Security & Fraud

UK Financial Watchdog Says Wirecard Cooperative But Assets To Stay Frozen 


The United Kingdom’s regulatory authority said Wirecard AG was correcting issues raised by the $2.1 billion accounting scandal, but restrictions on the collapsed German payments company will stay, Reuters reported.

“We cannot lift the restrictions without reassuring ourselves that the firm has been able to satisfy all our concerns, for example that all clients’ money is safe,” the Financial Conduct Authority (FCA) said in a statement. “We hope to be able to issue an update soon.”

A number of British FinTech firms have suspended services following the FCA’s restrictions on Wirecard, leaving hundreds of thousands of accounts blocked, the news service reported.

Wirecard said over the weekend it would continue to operate in all but one of its European locations as the court considers the company’s insolvency request.

A Wirecard spokeswoman said the firm was working with the FCA to lift the suspension at its Newcastle, England location as quickly as possible.

The FCA said it is working with Wirecard and other international and U.K. authorities.

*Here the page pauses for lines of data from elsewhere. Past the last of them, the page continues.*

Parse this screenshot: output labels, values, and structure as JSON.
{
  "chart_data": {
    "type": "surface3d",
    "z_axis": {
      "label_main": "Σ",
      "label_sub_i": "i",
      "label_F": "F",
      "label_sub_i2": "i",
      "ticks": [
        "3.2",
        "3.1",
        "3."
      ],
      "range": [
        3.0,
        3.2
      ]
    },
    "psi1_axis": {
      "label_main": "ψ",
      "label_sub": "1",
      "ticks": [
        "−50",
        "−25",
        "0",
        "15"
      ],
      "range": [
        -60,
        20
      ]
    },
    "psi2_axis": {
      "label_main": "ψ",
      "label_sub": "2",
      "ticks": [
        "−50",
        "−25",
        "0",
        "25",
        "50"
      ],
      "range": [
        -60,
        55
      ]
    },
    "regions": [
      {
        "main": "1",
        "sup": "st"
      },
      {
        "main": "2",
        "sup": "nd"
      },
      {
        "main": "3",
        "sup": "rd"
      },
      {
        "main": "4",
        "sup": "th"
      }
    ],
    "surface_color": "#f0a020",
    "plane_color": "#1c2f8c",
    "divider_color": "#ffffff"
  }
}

The report said firms such as Pockit, the London-based financial technology company that offers an alternative to traditional banks, and U Account, the Sheffield, England digital bank, a subsidiary of subprime lender Morses Club PLC that provides finance to poorer clients, are among those hardest hit.

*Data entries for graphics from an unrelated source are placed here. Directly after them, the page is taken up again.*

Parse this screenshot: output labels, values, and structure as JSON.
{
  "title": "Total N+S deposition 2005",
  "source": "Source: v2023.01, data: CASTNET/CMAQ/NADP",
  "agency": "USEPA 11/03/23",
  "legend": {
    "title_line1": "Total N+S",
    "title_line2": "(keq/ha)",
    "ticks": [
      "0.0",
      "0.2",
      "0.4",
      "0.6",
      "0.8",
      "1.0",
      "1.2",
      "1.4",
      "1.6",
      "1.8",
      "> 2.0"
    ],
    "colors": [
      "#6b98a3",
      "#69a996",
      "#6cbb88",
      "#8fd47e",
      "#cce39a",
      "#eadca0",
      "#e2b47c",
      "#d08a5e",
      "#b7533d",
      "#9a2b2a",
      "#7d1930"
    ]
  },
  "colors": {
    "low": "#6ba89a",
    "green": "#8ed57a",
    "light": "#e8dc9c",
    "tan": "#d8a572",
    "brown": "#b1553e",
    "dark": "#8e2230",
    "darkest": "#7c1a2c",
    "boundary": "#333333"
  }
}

Government officials have said anyone locked out of receiving welfare payments should contact its helplines.

The Emerging Payments Association (EPA), an industry trade group, urged the FCA to lift its Wirecard freeze as soon as possible.

“We predict dozens of corporate failures, hundreds of job losses and significant reductions in tax payments, unless it is removed right away,” the EPA said in a letter to the FCA, Reuters reported.

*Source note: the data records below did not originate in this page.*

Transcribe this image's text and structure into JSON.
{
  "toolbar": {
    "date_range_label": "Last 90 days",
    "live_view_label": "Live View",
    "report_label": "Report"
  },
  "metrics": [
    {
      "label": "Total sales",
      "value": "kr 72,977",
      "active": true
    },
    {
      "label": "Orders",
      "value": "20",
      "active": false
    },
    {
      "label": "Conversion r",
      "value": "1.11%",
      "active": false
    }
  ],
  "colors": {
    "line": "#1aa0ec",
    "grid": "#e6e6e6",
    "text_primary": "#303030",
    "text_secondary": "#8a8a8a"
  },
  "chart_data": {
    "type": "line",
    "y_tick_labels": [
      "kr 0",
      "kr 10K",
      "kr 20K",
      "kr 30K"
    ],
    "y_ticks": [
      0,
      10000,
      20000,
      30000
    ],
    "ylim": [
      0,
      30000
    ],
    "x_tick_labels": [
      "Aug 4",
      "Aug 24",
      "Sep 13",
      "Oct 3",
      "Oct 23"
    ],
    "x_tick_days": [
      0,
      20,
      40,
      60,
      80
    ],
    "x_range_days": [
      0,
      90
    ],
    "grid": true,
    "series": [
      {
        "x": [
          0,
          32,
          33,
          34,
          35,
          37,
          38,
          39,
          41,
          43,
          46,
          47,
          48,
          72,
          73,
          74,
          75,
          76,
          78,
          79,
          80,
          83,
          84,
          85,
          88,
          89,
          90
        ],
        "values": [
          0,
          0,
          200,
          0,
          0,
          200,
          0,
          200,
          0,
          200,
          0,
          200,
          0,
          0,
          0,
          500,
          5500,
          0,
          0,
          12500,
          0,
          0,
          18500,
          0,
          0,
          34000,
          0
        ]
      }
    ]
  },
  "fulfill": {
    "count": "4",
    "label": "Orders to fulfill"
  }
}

Martin Lewis, founder of Money Saving Expert, a consumer website, told the news service there was a reasonable expectation that consumers affected would get access to their money by Thursday.

Wirecard has been in the middle of a storm for nearly two weeks since auditors could not find missing deposits the company said had been deposited in two Philippine banks. Markus Braun, Wirecard’s founder and CEO, was arrested last week on charges of manipulating the market and misrepresenting accounts. He has denied any wrongdoing, posted bond and was released.

As reported in this space Monday (June 29) the Financial Times sounded the alarm over Wirecard in an early 2019 article that said the company had forged documents connected to Wirecard’s Asian business in a bid to mislead regulators.